FTX Hearing in US Senate Reveals Congress Doesn’t Have Immediate Answers

The crypto industry is calling for U.S. regulations as the epic failure of FTX drags at the sector. Most regulators say they can’t do the job without more powers from Congress. So far, a sound-and-fury campaign from lawmakers hasn’t shown a path forward.

Any path will almost certainly depend on Sen. Sherrod Brown (D-Ohio), the chairman of the Senate Banking Committee, who concluded an FTX hearing Wednesday with a pointed question:

“Do you think crypto platforms could mostly comply with actual regulations?” he asked of witness Hilary Allen, a professor at American University’s law school who is a critic of the digital assets industry.

“No, I don’t,” she said. “And I think when they’re calling for regulator clarity, what they’re asking for actually is bespoke regulation that they can comply with.”

“Good answer,” he said.

Brown and other lawmakers in the hearing settled into the lanes the parties have established in the wake of FTX: condemnation and suspicion of cryptocurrencies from Democrats, and an insistence from Republicans that the technology isn't to blame. But the hearing did little to signal what they might do about the industry next year, when crypto legislation is expected to really get rolling.

The chairman hinted that one priority may be going after the structure of the big crypto firms, which routinely combines exchange, lending, custody and investing functions all under the same roof in ways that would be outlawed in the more closely regulated U.S. financial industry.

“If we are going to learn from FTX’s meltdown, we must look closely at the risks from conflicts at crypto platforms that combine multiple functions,” Brown said. “We can look to existing banking and securities laws for time-tested approaches.”

FTX and Alameda Research, the trading firm also founded by Sam Bankman-Fried, commingled their funds and accounts, according to the criminal charges and the findings of FTX's current CEO, John Ray III.

The Securities and Exchange Commission (SEC) is still leading the way in crypto oversight via enforcement actions. On Tuesday the SEC accused FTX and former CEO Sam Bankman-Fried of defrauding investors. SEC Chair Gary Gensler has insisted that his agency is fine moving ahead with the powers it already has to force digital assets companies to comply with securities regulations. He’s warned the industry the standoff between his agency and crypto firms is nearing its end.

But Brown and other regulators, such as Treasury Secretary Janet Yellen, have argued the answer has to be a wider effort across the federal government. Such a legislative solution would likely involve debates in several committees next year and may take months to make significant progress.

Any action from the Democrat-controlled Senate will also have to mesh with the views of a Republican-controlled House of Representatives for at least the next two years. While the industry has enjoyed a period of some bipartisanship, the drama around FTX may have widened the rift a bit. Committee members such as Sen. Jon Tester (D-Mont.) questioned whether establishing regulations would give the industry too much credibility.
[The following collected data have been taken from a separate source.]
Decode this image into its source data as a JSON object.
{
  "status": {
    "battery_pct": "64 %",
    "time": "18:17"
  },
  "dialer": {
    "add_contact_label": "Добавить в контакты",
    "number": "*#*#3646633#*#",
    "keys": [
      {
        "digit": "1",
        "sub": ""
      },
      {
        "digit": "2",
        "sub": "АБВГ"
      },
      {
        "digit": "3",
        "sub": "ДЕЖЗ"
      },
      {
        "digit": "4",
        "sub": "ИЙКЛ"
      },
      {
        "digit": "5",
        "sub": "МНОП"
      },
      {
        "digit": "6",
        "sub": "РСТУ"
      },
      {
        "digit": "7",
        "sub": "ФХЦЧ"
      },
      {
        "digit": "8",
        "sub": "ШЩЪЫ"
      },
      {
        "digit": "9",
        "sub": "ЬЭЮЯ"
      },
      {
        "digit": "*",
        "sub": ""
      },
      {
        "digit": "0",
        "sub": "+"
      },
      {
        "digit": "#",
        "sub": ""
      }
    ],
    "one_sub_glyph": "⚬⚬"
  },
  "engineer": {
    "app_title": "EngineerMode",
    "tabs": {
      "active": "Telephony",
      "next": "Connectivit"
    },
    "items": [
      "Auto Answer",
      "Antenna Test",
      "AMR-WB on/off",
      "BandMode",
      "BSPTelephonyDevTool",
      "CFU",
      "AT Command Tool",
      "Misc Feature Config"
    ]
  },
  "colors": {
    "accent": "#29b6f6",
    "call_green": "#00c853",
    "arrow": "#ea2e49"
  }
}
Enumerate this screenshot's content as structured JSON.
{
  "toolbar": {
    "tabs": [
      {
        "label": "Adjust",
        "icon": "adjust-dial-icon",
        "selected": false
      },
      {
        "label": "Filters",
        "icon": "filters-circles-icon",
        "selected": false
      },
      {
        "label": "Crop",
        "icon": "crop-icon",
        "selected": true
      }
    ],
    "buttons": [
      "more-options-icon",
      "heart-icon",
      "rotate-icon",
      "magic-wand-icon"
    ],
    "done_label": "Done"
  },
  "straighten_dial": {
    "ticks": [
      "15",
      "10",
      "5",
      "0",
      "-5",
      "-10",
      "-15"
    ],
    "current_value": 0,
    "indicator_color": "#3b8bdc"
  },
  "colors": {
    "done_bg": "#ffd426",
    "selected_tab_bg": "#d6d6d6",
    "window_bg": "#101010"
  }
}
The committee had initially meant to have Bankman-Fried testify, but he'd refused the invitation even before being arrested this week. The committee also didn't have CEO Ray, who appeared Tuesday before a House committee.

Instead, the Senate witness list included Kevin O’Leary, a former spokesman for FTX who said crypto's problems could be solved with regulation; Jennifer Schulp from the libertarian Cato Institute; and Ben McKenzie Schenkkan, a television actor who has written about crypto.

A number of Republican senators were no-shows at the FTX hearing, and the crypto views of Sen. Tim Scott, (R-S.C.), who is set to serve as the committee’s ranking Republican in the next congressional session, remain an open question. He’s replacing Sen. Pat Toomey (R-Pa.) in that role, and Toomey has been one of the industry’s most reliable defenders on Capitol Hill.

Toomey, who is retiring from the Senate in the next couple of weeks, said the actions inside FTX seem to have been illegal and Bankman-Fried’s arrest in the Bahamas was no surprise to anybody, “with the possible exception of Mr. Bankman-Fried.” But he argued against blaming digital assets.

“There’s nothing intrinsically good or evil about software,” he said. “FTX and cryptocurrencies are not the same thing.”